Keep your cool this summer with this cooling cucumber water. It's super easy to make and is so refreshing.
When selecting cucumbers for your water, choose organic ones that are green in color, feel firm to the touch, and are round at both ends. Don’t use cucumbers that are yellow, have soft spots, or look wrinkly at the ends.
- 1 medium organic cucumber
- 2 quarts of filtered water
Peel strips lengthwise and discard. Then slice the cucumber into rounds and place in filtered water. Let steep for 1 hour and enjoy.
Continuing with “What to Eat” as a part of a healthy diet, we look at legumes. Beans, peas, lentils, and peanuts are a source of high quality nourishment, and have often been called the poor man's meat. When served with whole grains and a small amount of animal protein with good quality animal fat, we are talking about an ideal, low-cost diet.

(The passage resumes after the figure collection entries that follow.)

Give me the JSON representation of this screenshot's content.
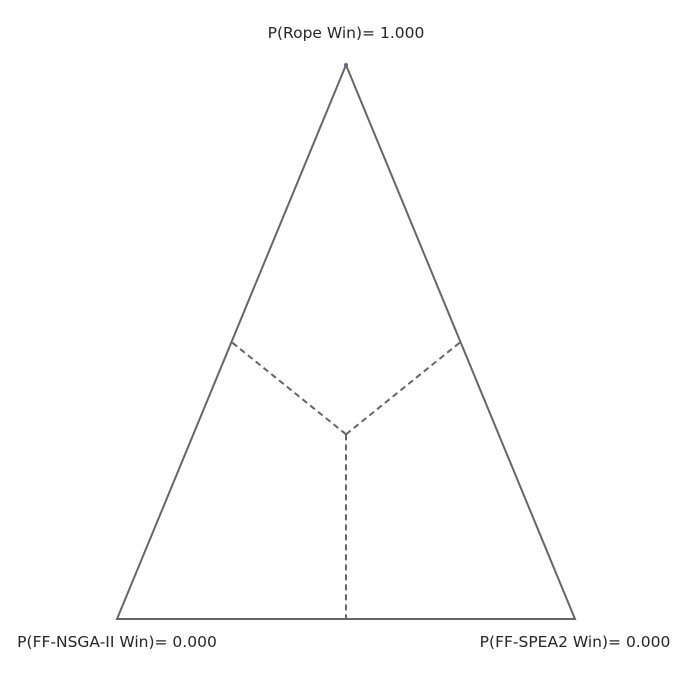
{
  "chart_data": {
    "type": "ternary",
    "vertices": [
      {
        "id": "top",
        "name": "P(Rope Win)",
        "value": 1.0,
        "label": "P(Rope Win)= 1.000"
      },
      {
        "id": "left",
        "name": "P(FF-NSGA-II Win)",
        "value": 0.0,
        "label": "P(FF-NSGA-II Win)= 0.000"
      },
      {
        "id": "right",
        "name": "P(FF-SPEA2 Win)",
        "value": 0.0,
        "label": "P(FF-SPEA2 Win)= 0.000"
      }
    ],
    "points": [
      {
        "rope": 1.0,
        "nsga2": 0.0,
        "spea2": 0.0
      }
    ],
    "region_boundaries": "dashed",
    "colors": {
      "outline": "#666666",
      "dashed": "#666666",
      "point": "#5a6a80",
      "text": "#262626"
    }
  }
}
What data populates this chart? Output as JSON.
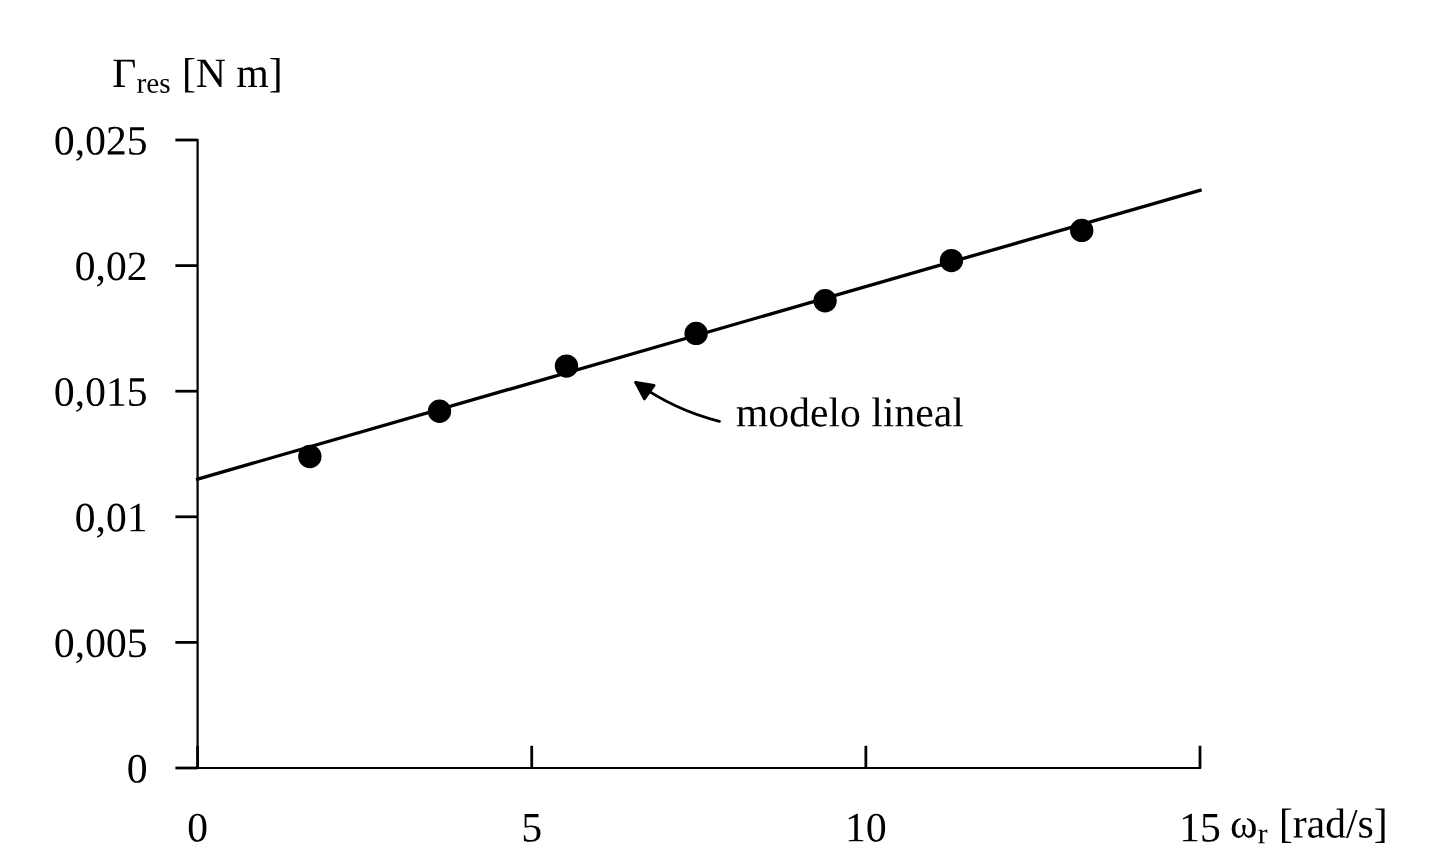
{
  "chart_data": {
    "type": "scatter",
    "xlabel": "ω$_{r}$ [rad/s]",
    "ylabel": "Γ$_{res}$ [N m]",
    "xlim": [
      0,
      15
    ],
    "ylim": [
      0,
      0.025
    ],
    "xticks": [
      0,
      5,
      10,
      15
    ],
    "yticks": [
      0,
      {
        "value": 0.005,
        "label": "0,005"
      },
      {
        "value": 0.01,
        "label": "0,01"
      },
      {
        "value": 0.015,
        "label": "0,015"
      },
      {
        "value": 0.02,
        "label": "0,02"
      },
      {
        "value": 0.025,
        "label": "0,025"
      }
    ],
    "grid": false,
    "legend": false,
    "series": [
      {
        "color": "#000000",
        "marker": "circle",
        "x": [
          1.68,
          3.62,
          5.52,
          7.46,
          9.39,
          11.28,
          13.23
        ],
        "values": [
          0.0124,
          0.0142,
          0.016,
          0.0173,
          0.0186,
          0.0202,
          0.0214
        ]
      },
      {
        "type": "line",
        "color": "#000000",
        "marker": "none",
        "line_style": "solid",
        "x": [
          0,
          15
        ],
        "values": [
          0.0115,
          0.023
        ]
      }
    ],
    "annotations": [
      "modelo lineal"
    ]
  }
}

Legumes contain protein, fiber, with boatloads of minerals, such as magnesium, potassium, phosphorus, iron and molybdenum, as well as B vitamins such as folate and thiamine. Legumes also contain both omega-3 and omega-6 fatty acids, with kidney and pinto beans particularly high in omega-3. They are particularly good for the heart given the soluable and insoluable fiber that helps keep artery clogging cholesterol in check, and the magnesium and potassium that are frequently lacking in the American diet yet are vital for the normal functioning of the heart and circulatory system. These minerals help to regulate blood pressure as well as electrical impulses of nerves and muscle (including heart) contraction. Legumes, particularly lentils, contain high amounts of B vitamins which convert homocysteine in the bloodstream to a form that is not harmful. Homocysteine which is a byproduct of protein metabolism can damage arterial walls and is a very predictive marker of heart disease.
So why do we hear that legumes are bad? Well, if you go back to our article on grains, some of the same caveats apply. Like grains, legumes contain anti-nutrients such as phytates and trypsin inhibitors, and some have specialized complex sugars that can wreak havoc on our gut without proper preparation. Phytic acid also prevents the proper absorption of some minerals, especially iron and zinc. The good news is that we clever humans devised ways to prepare legumes so they are safe, savory and nutritious.
How to Prepare Legumes
Softer legumes, such as lentils and peas, are easily prepared by soaking for several hours before cooking gently until soft. The soaking helps break down the phytic acid, and gentle cooking makes the protein digestible, especially if served with digestion-enhancing spices, pickles, chutneys or fermented dairy products such as yogurt or sour cream. Indian spices are particularly helpful to enhance digestion.